In response to our enquiries, the council told us that they did not process a claim for Mr C because it was clear he did not meet the relevant criteria for a crisis grant. They also said that, since then, the Scottish Government had relaxed the eligibility criteria and if he was now to apply with similar circumstances, they might be able to consider his application. We checked the Scottish Government guidance that was in place when Mr C contacted the council. This confirmed that those applying for a crisis grant should normally be in receipt of certain benefits. However, the guidance also said that the key test of eligibility for a crisis grant was the severity of the applicant's circumstances and the likely impact on them and their family. It also said that if an applicant was not in receipt of qualifying benefits, the council could make an exception to the requirement for this if they were satisfied that the person had no other means of support, and an award would avoid serious damage or risk to the health or safety of them or their family.

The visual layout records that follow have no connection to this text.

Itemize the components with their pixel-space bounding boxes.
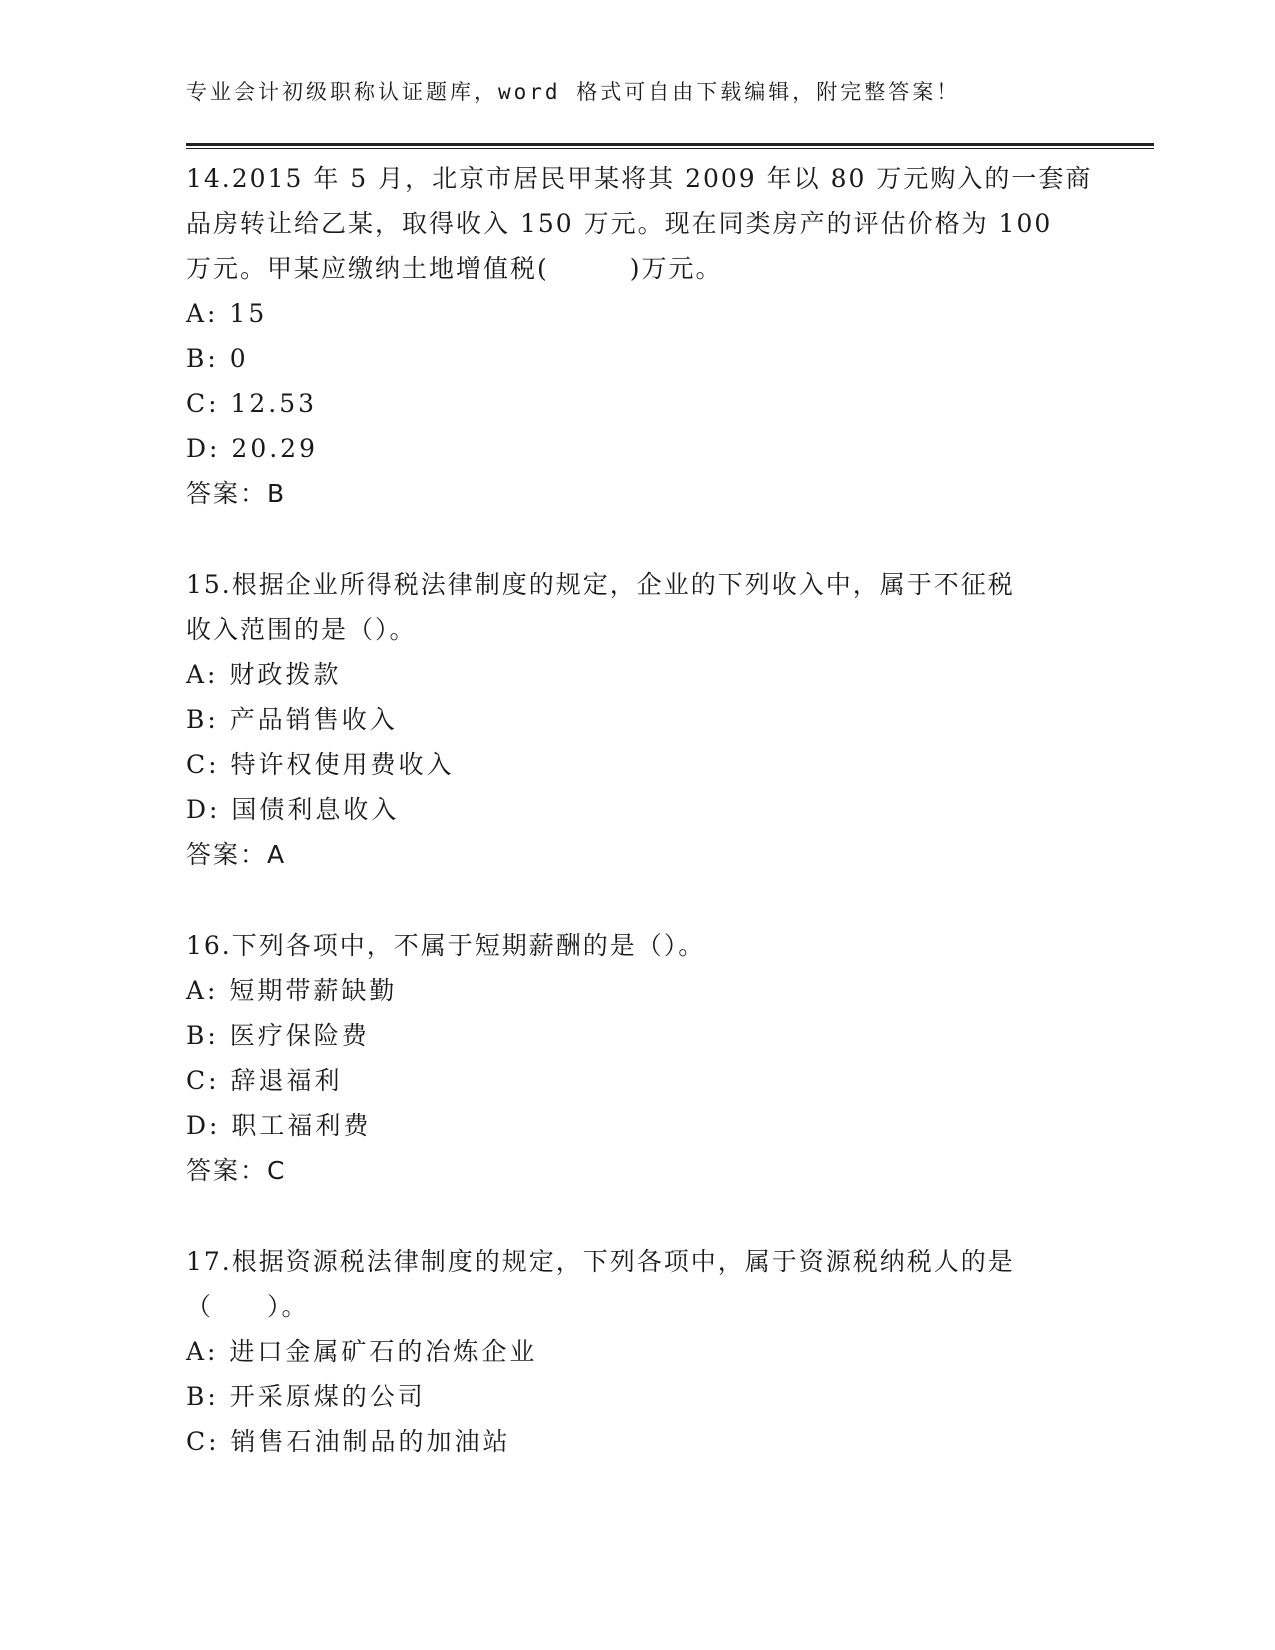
option-a: A: 进口金属矿石的冶炼企业 <box>186 1337 538 1366</box>
question-stem <box>186 156 1093 291</box>
option-c: C: 12.53 <box>186 389 318 418</box>
option-c: C: 特许权使用费收入 <box>186 750 455 779</box>
option-b: B: 医疗保险费 <box>186 1021 370 1050</box>
answer-label: 答案：A <box>186 840 287 869</box>
option-c: C: 销售石油制品的加油站 <box>186 1427 511 1456</box>
stem-line: 收入范围的是（）。 <box>186 615 417 644</box>
option-b: B: 产品销售收入 <box>186 705 398 734</box>
answer-label: 答案：C <box>186 1156 287 1185</box>
stem-line: 16.下列各项中，不属于短期薪酬的是（）。 <box>186 931 706 960</box>
stem-line: 17.根据资源税法律制度的规定，下列各项中，属于资源税纳税人的是 <box>186 1247 1015 1276</box>
option-d: D: 职工福利费 <box>186 1111 372 1140</box>
question-spacer <box>186 877 1086 923</box>
question-16 <box>186 923 1086 1193</box>
question-stem <box>186 1239 1086 1329</box>
option-c: C: 辞退福利 <box>186 1066 343 1095</box>
answer-label: 答案：B <box>186 479 287 508</box>
question-list <box>186 156 1093 1464</box>
page-header: 专业会计初级职称认证题库，word 格式可自由下载编辑，附完整答案！ <box>186 80 961 104</box>
question-spacer <box>186 516 1086 562</box>
question-spacer <box>186 1193 1086 1239</box>
stem-line: 15.根据企业所得税法律制度的规定，企业的下列收入中，属于不征税 <box>186 570 1015 599</box>
question-17 <box>186 1239 1086 1464</box>
question-stem <box>186 562 1086 652</box>
option-d: D: 国债利息收入 <box>186 795 400 824</box>
stem-line: （ ）。 <box>186 1292 309 1321</box>
stem-line: 14.2015 年 5 月，北京市居民甲某将其 2009 年以 80 万元购入的一套商 <box>186 164 1093 193</box>
option-a: A: 财政拨款 <box>186 660 342 689</box>
option-a: A: 短期带薪缺勤 <box>186 976 398 1005</box>
header-rule-thin <box>186 148 1154 149</box>
question-14 <box>186 156 1093 516</box>
stem-line: 万元。甲某应缴纳土地增值税( )万元。 <box>186 254 723 283</box>
option-b: B: 开采原煤的公司 <box>186 1382 426 1411</box>
question-stem <box>186 923 1086 968</box>
option-b: B: 0 <box>186 344 249 373</box>
header-rule-thick <box>186 143 1154 146</box>
option-d: D: 20.29 <box>186 434 318 463</box>
option-a: A: 15 <box>186 299 268 328</box>
question-15 <box>186 562 1086 877</box>
stem-line: 品房转让给乙某，取得收入 150 万元。现在同类房产的评估价格为 100 <box>186 209 1053 238</box>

We found that in saying that Mr C was not eligible for a crisis grant the council effectively made a decision on his request. In addition, when the Scottish Government clarified the guidance, they did not relax the criteria. The guidance in place when Mr C contacted the council clearly said that the key test of eligibility was the need of the individual, not whether they were in receipt of a qualifying benefit, and that the authority had discretion to make an exception to that requirement. In light of this, we upheld Mr C's complaint and found that the council should have processed his application. Had they done so, Mr C could have accessed the review process after being told that he did not meet the criteria, which might have changed the outcome of his application.

Recommendations

We recommended that the council:

  • apologise to Mr C for failing to handle his enquiries about a crisis grant appropriately; and
  • remind staff administering the Scottish Welfare Fund that, if a person clearly wants to apply, they should process an application appropriately even if success is unlikely.